Words and Lemmatization

2025-02-18

Tagging lexical words in the text and/or linking to lemmata for purposes of indexing or search.

TEI definition: w ; EpiDoc-specific customization: w

Explicit markup of words (tokenization) and identification of their dictionary headwords (lemmatization) are both optional. Many projects simply leave these features unmarked, or rely on automated processes in search software to detect word-breaks and link to lemmatizing tools such as Morpheus. (The Papyrological Navigator, Perseus, and the TLG all use methods similar to this.)

To explicitly mark-up lexical words in a papyrological or epigraphic text, however, each word in the text should be enclosed in a w element. (For ease of processing, it is advised that inter-word spacing, punctuation and other features be left outside of this element, and if possible there should be no spaces or carriage returns within the w element.)

<w>maximo</w>
<w>tribunicia</w>
<w>potestate</w>
<num>XXIIII</num>
<w>imperatori</w>

(IRT: 22)

To record the lemma or dictionary headword of the word in question, the simplest solution is to enter the uninflected form in a lemma attribute, which may be used, for example, to generate the entries in a lexical index to the corpus.

<w lemma="ἵστημι">ἕστηκα</w>

A slightly more sophisticated solution is to enter in a lemmaRef attribute a URL or other URI that points to the entry for the word in question in a database or online dictionary. This solution allows for better disambiguation of homonymous words, for example, or linking to morphological and statistical information about the word.

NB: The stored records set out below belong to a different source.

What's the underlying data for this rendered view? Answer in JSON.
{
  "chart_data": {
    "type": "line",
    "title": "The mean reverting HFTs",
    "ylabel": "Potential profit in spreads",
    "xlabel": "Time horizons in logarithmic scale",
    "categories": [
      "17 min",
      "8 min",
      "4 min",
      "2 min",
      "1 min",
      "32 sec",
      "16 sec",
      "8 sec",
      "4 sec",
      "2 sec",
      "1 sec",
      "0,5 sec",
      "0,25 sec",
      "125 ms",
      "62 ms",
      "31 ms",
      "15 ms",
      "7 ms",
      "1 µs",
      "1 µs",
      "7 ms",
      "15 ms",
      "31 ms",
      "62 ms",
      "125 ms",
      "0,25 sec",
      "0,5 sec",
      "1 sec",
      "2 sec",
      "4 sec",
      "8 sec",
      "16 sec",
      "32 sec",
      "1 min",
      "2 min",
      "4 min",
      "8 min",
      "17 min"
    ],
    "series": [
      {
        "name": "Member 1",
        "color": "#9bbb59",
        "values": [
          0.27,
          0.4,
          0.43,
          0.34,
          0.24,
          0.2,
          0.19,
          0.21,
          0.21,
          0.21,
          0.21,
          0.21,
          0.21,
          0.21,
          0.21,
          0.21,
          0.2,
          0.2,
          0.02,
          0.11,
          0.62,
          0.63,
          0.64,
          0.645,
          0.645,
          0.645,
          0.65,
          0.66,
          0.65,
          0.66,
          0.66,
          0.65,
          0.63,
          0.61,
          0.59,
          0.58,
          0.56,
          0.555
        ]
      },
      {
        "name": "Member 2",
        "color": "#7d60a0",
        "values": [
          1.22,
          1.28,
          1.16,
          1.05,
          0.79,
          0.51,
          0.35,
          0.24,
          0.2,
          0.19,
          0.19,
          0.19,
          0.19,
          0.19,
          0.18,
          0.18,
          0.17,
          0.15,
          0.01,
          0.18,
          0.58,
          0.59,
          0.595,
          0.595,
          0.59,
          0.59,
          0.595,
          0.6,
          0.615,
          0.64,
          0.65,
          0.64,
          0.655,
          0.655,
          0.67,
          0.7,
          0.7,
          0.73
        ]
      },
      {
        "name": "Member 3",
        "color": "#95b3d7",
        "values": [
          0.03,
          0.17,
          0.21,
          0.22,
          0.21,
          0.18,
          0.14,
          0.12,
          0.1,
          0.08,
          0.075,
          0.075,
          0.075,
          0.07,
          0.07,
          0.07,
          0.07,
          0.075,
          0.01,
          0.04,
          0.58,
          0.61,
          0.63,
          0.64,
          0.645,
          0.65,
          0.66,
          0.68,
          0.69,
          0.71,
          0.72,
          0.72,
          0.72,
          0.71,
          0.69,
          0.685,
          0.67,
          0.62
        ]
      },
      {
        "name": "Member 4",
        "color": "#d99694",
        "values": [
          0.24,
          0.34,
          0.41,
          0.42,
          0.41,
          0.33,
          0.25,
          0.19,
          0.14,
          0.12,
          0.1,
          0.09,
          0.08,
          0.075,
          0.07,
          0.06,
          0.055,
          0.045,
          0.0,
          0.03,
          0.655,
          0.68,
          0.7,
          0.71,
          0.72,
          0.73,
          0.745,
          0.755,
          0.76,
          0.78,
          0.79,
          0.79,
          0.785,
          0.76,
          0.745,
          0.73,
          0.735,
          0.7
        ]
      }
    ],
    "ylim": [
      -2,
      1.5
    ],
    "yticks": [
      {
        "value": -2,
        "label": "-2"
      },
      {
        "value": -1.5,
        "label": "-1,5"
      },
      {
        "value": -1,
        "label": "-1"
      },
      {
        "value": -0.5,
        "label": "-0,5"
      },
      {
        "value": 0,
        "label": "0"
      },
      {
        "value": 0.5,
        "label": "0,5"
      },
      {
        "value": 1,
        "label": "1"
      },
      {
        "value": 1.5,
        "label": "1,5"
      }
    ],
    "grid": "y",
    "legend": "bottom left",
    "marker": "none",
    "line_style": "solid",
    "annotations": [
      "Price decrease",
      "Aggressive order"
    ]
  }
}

<w lemmaRef="http://www.perseus.tufts.edu/hopper/morph?l=fero&la=la">tulisti</w>

Multiple lemmata

If a single word tag contains more than one indexable word (e.g. "populusque" in Latin, "κἀκ" in Greek or "gudrotæn" and "hlkuþrs" in Old Danish), or an incomplete word is ambiguous and might correspond to either of two or more lemmata (e.g. ΕΚΦΕΥΞ), then all lemmata that should be indexed may be included in the lemma attribute, separated by spaces:

<w lemma="suus que">suisque</w>

<w lemma="ἔκφευξις ἐκφεύγω" part="I">ΕΚΦΕΥΞ</w>
<gap reason="lost" extent="unknown"
unit="character"/>

<w lemma="Guð dróttin">gud drotæn</w>

<w lemma="helgu Guðs">hlku kuþrs</w>

Interaction with editorial markup

The w element may contain further editorial tags, such as expansions of abbreviations. Wherever possible the w element should remain intact (cf. Editorial restoration: Segmented or adjacent lacunae).